I find the graph for Interpreted Racket the most interesting. In fact, we can see that execution times peaks   occur where garbage collection times peaks occur. I put in a graph the difference between the running time and the time spent garbage collecting. This means that it is the time spent in actual computations.

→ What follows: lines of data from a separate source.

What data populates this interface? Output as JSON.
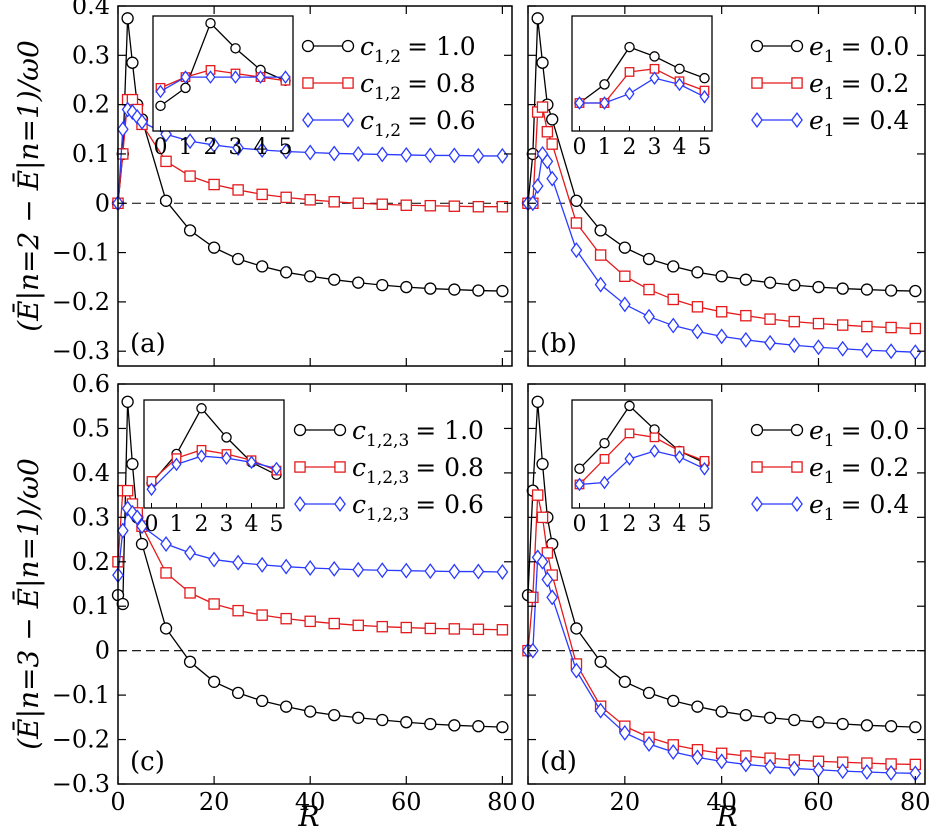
{
  "figure": {
    "xlabel": "R",
    "ylabel_top": "(Ē|n=2 − Ē|n=1)/ω0",
    "ylabel_bottom": "(Ē|n=3 − Ē|n=1)/ω0",
    "colors": {
      "black": "#000000",
      "red": "#e41a1c",
      "blue": "#2a3bff"
    }
  },
  "chart_data": [
    {
      "id": "a",
      "panel_label": "(a)",
      "type": "line",
      "xlim": [
        0,
        82
      ],
      "ylim": [
        -0.33,
        0.4
      ],
      "xticks": [
        0,
        20,
        40,
        60,
        80
      ],
      "yticks": [
        0.4,
        0.3,
        0.2,
        0.1,
        0,
        -0.1,
        -0.2,
        -0.3
      ],
      "yticklabels": [
        "0.4",
        "0.3",
        "0.2",
        "0.1",
        "0",
        "−0.1",
        "−0.2",
        "−0.3"
      ],
      "show_yticklabels": true,
      "show_xticklabels": false,
      "zero_line": true,
      "x": [
        0,
        1,
        2,
        3,
        4,
        5,
        10,
        15,
        20,
        25,
        30,
        35,
        40,
        45,
        50,
        55,
        60,
        65,
        70,
        75,
        80
      ],
      "series": [
        {
          "name": "c1,2 = 1.0",
          "legend_var": "c",
          "legend_sub": "1,2",
          "legend_val": "= 1.0",
          "color": "black",
          "marker": "circle",
          "values": [
            0,
            0.1,
            0.375,
            0.285,
            0.2,
            0.17,
            0.005,
            -0.055,
            -0.09,
            -0.113,
            -0.128,
            -0.14,
            -0.148,
            -0.155,
            -0.161,
            -0.166,
            -0.17,
            -0.173,
            -0.175,
            -0.177,
            -0.178
          ]
        },
        {
          "name": "c1,2 = 0.8",
          "legend_var": "c",
          "legend_sub": "1,2",
          "legend_val": "= 0.8",
          "color": "red",
          "marker": "square",
          "values": [
            0,
            0.1,
            0.21,
            0.21,
            0.19,
            0.16,
            0.085,
            0.055,
            0.038,
            0.027,
            0.018,
            0.012,
            0.007,
            0.003,
            0.0,
            -0.002,
            -0.004,
            -0.005,
            -0.006,
            -0.007,
            -0.007
          ]
        },
        {
          "name": "c1,2 = 0.6",
          "legend_var": "c",
          "legend_sub": "1,2",
          "legend_val": "= 0.6",
          "color": "blue",
          "marker": "diamond",
          "values": [
            0,
            0.15,
            0.19,
            0.185,
            0.175,
            0.165,
            0.14,
            0.126,
            0.118,
            0.112,
            0.108,
            0.105,
            0.103,
            0.101,
            0.1,
            0.099,
            0.098,
            0.097,
            0.097,
            0.096,
            0.096
          ]
        }
      ],
      "inset": {
        "xlim": [
          -0.3,
          5.3
        ],
        "ylim": [
          0.1,
          0.42
        ],
        "xticks": [
          0,
          1,
          2,
          3,
          4,
          5
        ],
        "x": [
          0,
          1,
          2,
          3,
          4,
          5
        ],
        "values": [
          [
            0.17,
            0.22,
            0.4,
            0.33,
            0.27,
            0.24
          ],
          [
            0.22,
            0.25,
            0.27,
            0.26,
            0.25,
            0.24
          ],
          [
            0.21,
            0.25,
            0.25,
            0.25,
            0.25,
            0.25
          ]
        ]
      }
    },
    {
      "id": "b",
      "panel_label": "(b)",
      "type": "line",
      "xlim": [
        0,
        82
      ],
      "ylim": [
        -0.33,
        0.4
      ],
      "xticks": [
        0,
        20,
        40,
        60,
        80
      ],
      "yticks": [
        0.4,
        0.3,
        0.2,
        0.1,
        0,
        -0.1,
        -0.2,
        -0.3
      ],
      "show_yticklabels": false,
      "show_xticklabels": false,
      "zero_line": true,
      "x": [
        0,
        1,
        2,
        3,
        4,
        5,
        10,
        15,
        20,
        25,
        30,
        35,
        40,
        45,
        50,
        55,
        60,
        65,
        70,
        75,
        80
      ],
      "series": [
        {
          "name": "e1 = 0.0",
          "legend_var": "e",
          "legend_sub": "1",
          "legend_val": "= 0.0",
          "color": "black",
          "marker": "circle",
          "values": [
            0,
            0.1,
            0.375,
            0.285,
            0.2,
            0.17,
            0.005,
            -0.055,
            -0.09,
            -0.113,
            -0.128,
            -0.14,
            -0.148,
            -0.155,
            -0.161,
            -0.166,
            -0.17,
            -0.173,
            -0.175,
            -0.177,
            -0.178
          ]
        },
        {
          "name": "e1 = 0.2",
          "legend_var": "e",
          "legend_sub": "1",
          "legend_val": "= 0.2",
          "color": "red",
          "marker": "square",
          "values": [
            0,
            0.0,
            0.185,
            0.195,
            0.145,
            0.12,
            -0.04,
            -0.105,
            -0.148,
            -0.175,
            -0.195,
            -0.21,
            -0.22,
            -0.228,
            -0.235,
            -0.24,
            -0.244,
            -0.247,
            -0.25,
            -0.252,
            -0.254
          ]
        },
        {
          "name": "e1 = 0.4",
          "legend_var": "e",
          "legend_sub": "1",
          "legend_val": "= 0.4",
          "color": "blue",
          "marker": "diamond",
          "values": [
            0,
            0.0,
            0.035,
            0.1,
            0.085,
            0.05,
            -0.095,
            -0.165,
            -0.205,
            -0.23,
            -0.248,
            -0.26,
            -0.27,
            -0.277,
            -0.283,
            -0.288,
            -0.292,
            -0.295,
            -0.298,
            -0.3,
            -0.302
          ]
        }
      ],
      "inset": {
        "xlim": [
          -0.3,
          5.3
        ],
        "ylim": [
          0.05,
          0.42
        ],
        "xticks": [
          0,
          1,
          2,
          3,
          4,
          5
        ],
        "x": [
          0,
          1,
          2,
          3,
          4,
          5
        ],
        "values": [
          [
            0.14,
            0.2,
            0.32,
            0.29,
            0.25,
            0.22
          ],
          [
            0.14,
            0.14,
            0.24,
            0.25,
            0.21,
            0.18
          ],
          [
            0.14,
            0.14,
            0.17,
            0.22,
            0.2,
            0.16
          ]
        ]
      }
    },
    {
      "id": "c",
      "panel_label": "(c)",
      "type": "line",
      "xlim": [
        0,
        82
      ],
      "ylim": [
        -0.3,
        0.6
      ],
      "xticks": [
        0,
        20,
        40,
        60,
        80
      ],
      "xticklabels": [
        "0",
        "20",
        "40",
        "60",
        "80"
      ],
      "yticks": [
        0.6,
        0.5,
        0.4,
        0.3,
        0.2,
        0.1,
        0,
        -0.1,
        -0.2,
        -0.3
      ],
      "yticklabels": [
        "0.6",
        "0.5",
        "0.4",
        "0.3",
        "0.2",
        "0.1",
        "0",
        "−0.1",
        "−0.2",
        "−0.3"
      ],
      "show_yticklabels": true,
      "show_xticklabels": true,
      "zero_line": true,
      "x": [
        0,
        1,
        2,
        3,
        4,
        5,
        10,
        15,
        20,
        25,
        30,
        35,
        40,
        45,
        50,
        55,
        60,
        65,
        70,
        75,
        80
      ],
      "series": [
        {
          "name": "c1,2,3 = 1.0",
          "legend_var": "c",
          "legend_sub": "1,2,3",
          "legend_val": "= 1.0",
          "color": "black",
          "marker": "circle",
          "values": [
            0.125,
            0.105,
            0.56,
            0.42,
            0.3,
            0.24,
            0.05,
            -0.025,
            -0.07,
            -0.095,
            -0.113,
            -0.126,
            -0.137,
            -0.145,
            -0.151,
            -0.156,
            -0.161,
            -0.165,
            -0.168,
            -0.17,
            -0.172
          ]
        },
        {
          "name": "c1,2,3 = 0.8",
          "legend_var": "c",
          "legend_sub": "1,2,3",
          "legend_val": "= 0.8",
          "color": "red",
          "marker": "square",
          "values": [
            0.2,
            0.36,
            0.36,
            0.33,
            0.31,
            0.28,
            0.175,
            0.13,
            0.105,
            0.09,
            0.08,
            0.072,
            0.066,
            0.061,
            0.057,
            0.054,
            0.052,
            0.05,
            0.049,
            0.048,
            0.047
          ]
        },
        {
          "name": "c1,2,3 = 0.6",
          "legend_var": "c",
          "legend_sub": "1,2,3",
          "legend_val": "= 0.6",
          "color": "blue",
          "marker": "diamond",
          "values": [
            0.17,
            0.27,
            0.32,
            0.31,
            0.3,
            0.28,
            0.24,
            0.22,
            0.205,
            0.198,
            0.193,
            0.189,
            0.186,
            0.184,
            0.182,
            0.181,
            0.18,
            0.179,
            0.178,
            0.178,
            0.177
          ]
        }
      ],
      "inset": {
        "xlim": [
          -0.3,
          5.3
        ],
        "ylim": [
          0.08,
          0.6
        ],
        "xticks": [
          0,
          1,
          2,
          3,
          4,
          5
        ],
        "x": [
          0,
          1,
          2,
          3,
          4,
          5
        ],
        "values": [
          [
            0.2,
            0.34,
            0.56,
            0.42,
            0.3,
            0.24
          ],
          [
            0.21,
            0.32,
            0.36,
            0.34,
            0.31,
            0.26
          ],
          [
            0.17,
            0.29,
            0.33,
            0.32,
            0.3,
            0.27
          ]
        ]
      }
    },
    {
      "id": "d",
      "panel_label": "(d)",
      "type": "line",
      "xlim": [
        0,
        82
      ],
      "ylim": [
        -0.3,
        0.6
      ],
      "xticks": [
        0,
        20,
        40,
        60,
        80
      ],
      "xticklabels": [
        "0",
        "20",
        "40",
        "60",
        "80"
      ],
      "yticks": [
        0.6,
        0.5,
        0.4,
        0.3,
        0.2,
        0.1,
        0,
        -0.1,
        -0.2,
        -0.3
      ],
      "show_yticklabels": false,
      "show_xticklabels": true,
      "zero_line": true,
      "x": [
        0,
        1,
        2,
        3,
        4,
        5,
        10,
        15,
        20,
        25,
        30,
        35,
        40,
        45,
        50,
        55,
        60,
        65,
        70,
        75,
        80
      ],
      "series": [
        {
          "name": "e1 = 0.0",
          "legend_var": "e",
          "legend_sub": "1",
          "legend_val": "= 0.0",
          "color": "black",
          "marker": "circle",
          "values": [
            0.125,
            0.36,
            0.56,
            0.42,
            0.3,
            0.24,
            0.05,
            -0.025,
            -0.07,
            -0.095,
            -0.113,
            -0.126,
            -0.137,
            -0.145,
            -0.151,
            -0.156,
            -0.161,
            -0.165,
            -0.168,
            -0.17,
            -0.172
          ]
        },
        {
          "name": "e1 = 0.2",
          "legend_var": "e",
          "legend_sub": "1",
          "legend_val": "= 0.2",
          "color": "red",
          "marker": "square",
          "values": [
            0,
            0.12,
            0.35,
            0.3,
            0.22,
            0.17,
            -0.03,
            -0.125,
            -0.17,
            -0.195,
            -0.212,
            -0.223,
            -0.231,
            -0.237,
            -0.242,
            -0.246,
            -0.249,
            -0.251,
            -0.253,
            -0.255,
            -0.256
          ]
        },
        {
          "name": "e1 = 0.4",
          "legend_var": "e",
          "legend_sub": "1",
          "legend_val": "= 0.4",
          "color": "blue",
          "marker": "diamond",
          "values": [
            0,
            0.0,
            0.21,
            0.2,
            0.16,
            0.12,
            -0.045,
            -0.135,
            -0.185,
            -0.21,
            -0.228,
            -0.24,
            -0.249,
            -0.256,
            -0.261,
            -0.265,
            -0.268,
            -0.271,
            -0.273,
            -0.275,
            -0.276
          ]
        }
      ],
      "inset": {
        "xlim": [
          -0.3,
          5.3
        ],
        "ylim": [
          0.05,
          0.6
        ],
        "xticks": [
          0,
          1,
          2,
          3,
          4,
          5
        ],
        "x": [
          0,
          1,
          2,
          3,
          4,
          5
        ],
        "values": [
          [
            0.25,
            0.38,
            0.57,
            0.45,
            0.34,
            0.28
          ],
          [
            0.17,
            0.3,
            0.43,
            0.41,
            0.34,
            0.29
          ],
          [
            0.17,
            0.18,
            0.3,
            0.34,
            0.31,
            0.25
          ]
        ]
      }
    }
  ]
}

Running time without considering GC
Now that we removed time spent garbage collecting, Program A is on par with other programs with Racket Interpreted. Still, the "imperative version" (program D) remains slower. Nothing really changes for compiled Racket.



4 comments:

Anonymous said...

Hi Enrico,
about gambit's options, see:

http://dynamo.iro.umontreal.ca/~gambit/wiki/index.php?title=Documentation:Special_form_declare

A good starting point could be adding:

(declare
(standard-bindings)
(extended-bindings)
(block)
(not safe)
(fixnum))

on your source files.
Also don't forget runtime options:
http://www.iro.umontreal.ca/~gambit/doc/gambit-c.html#Runtime-options

I'd like to reproduce your benchmarks, there is a place where I can get the whole code? Thank you.

--marco

Unknown said...

Basically I think everything is here:
http://github.com/rik0/rk-exempla/tree/master/algorithms/scheme/

Unfortunately I was quite in a hurry and I did not create different scheme files for different scheme implemetation. Though that one is "quite" cross-implementation. You probably have to (un)comment some functions depending on the fact that they are already provided in the standard library.

I will try the gambit benchmarks again considering your suggestions soon. Have you some suggestion on particular runtime options?

BTW, you are from geek-ml, aren't you?

Anonymous said...

Hi,

thank you for code, I think I've found a couple of bugs.

foldl should be:

;(define foldl
; (lambda (f z lst)
; (let loop ((acc z) (lst lst))
; (cond
; ((null? lst) acc)
; (else
; (loop (f (car lst) acc) (cdr lst)))))))

and the function passed to 'sort' in 'integer->roman-builder' should use '>' and not '<'.

I've fixed these bugs and put in some trick to make the code more gambit friendly and to check results.

1) shebang

On unix (untested)
#!/usr/bin/env gsi-script

On windows:
@;gsi-script "%~f0" %*

2) Declarations as in my previous post.

3) Renamed 'benchmark' to 'main', so gsi-script can call it directly (see gambit's documentation)

4) Write outputs to file, and invoke garbace collection after each function benchmarked:

;(define (cout . args) (for-each display args))
;(define ln #\newline)

;(define main
; (let ((numbers (build-list 2000 add1)))
; (lambda ()
; (with-output-to-file "out.txt"
; (lambda ()
; (for-each
; (lambda (simplify-all)
; (cout simplify-all ln)
; (let* ((integer->roman (integer->roman-builder simplify-all)))
; (cout (time (map integer->roman numbers)) ln))
; (##gc))
; simplify-all-versions))))))

Compiling with:

gsc -f roman.scm

and running with:

gsi -:m1000 -f roman

I've got the following results:

;(time (map integer->roman numbers))
; 7 ms real time
; 0 ms cpu time (0 user, 0 system)
; 2 collections accounting for 1 ms real time (0 user, 0 system)
; 2550944 bytes allocated
; no minor faults
; no major faults
;(time (map integer->roman numbers))
; 6 ms real time
; 0 ms cpu time (0 user, 0 system)
; 2 collections accounting for 1 ms real time (0 user, 0 system)
; 2551112 bytes allocated
; no minor faults
; no major faults
;(time (map integer->roman numbers))
; 6 ms real time
; 16 ms cpu time (16 user, 0 system)
; 2 collections accounting for 1 ms real time (0 user, 0 system)
; 2551112 bytes allocated
; no minor faults
; no major faults
;(time (map integer->roman numbers))
; 7 ms real time
; 0 ms cpu time (0 user, 0 system)
; 2 collections accounting for 0 ms real time (0 user, 0 system)
; 2038800 bytes allocated
; no minor faults
; no major faults
;(time (map integer->roman numbers))
; 5 ms real time
; 0 ms cpu time (0 user, 0 system)
; 2 collections accounting for 0 ms real time (0 user, 0 system)
; 1974872 bytes allocated
; no minor faults
; no major faults

for comparison, with your racket version untouched:

#: 1061
#: 1107
#: 1046
#: 1185
#: 967
#: 1670
#: 1731

PS: yes, I'm from geek-ml

--marco

Unknown said...

Ok. Thank you very much.
BTW, I believe at this point I have to redo *all* the tests. Seems like I've got some work to do in the weekend. Well, a part from *actual* work.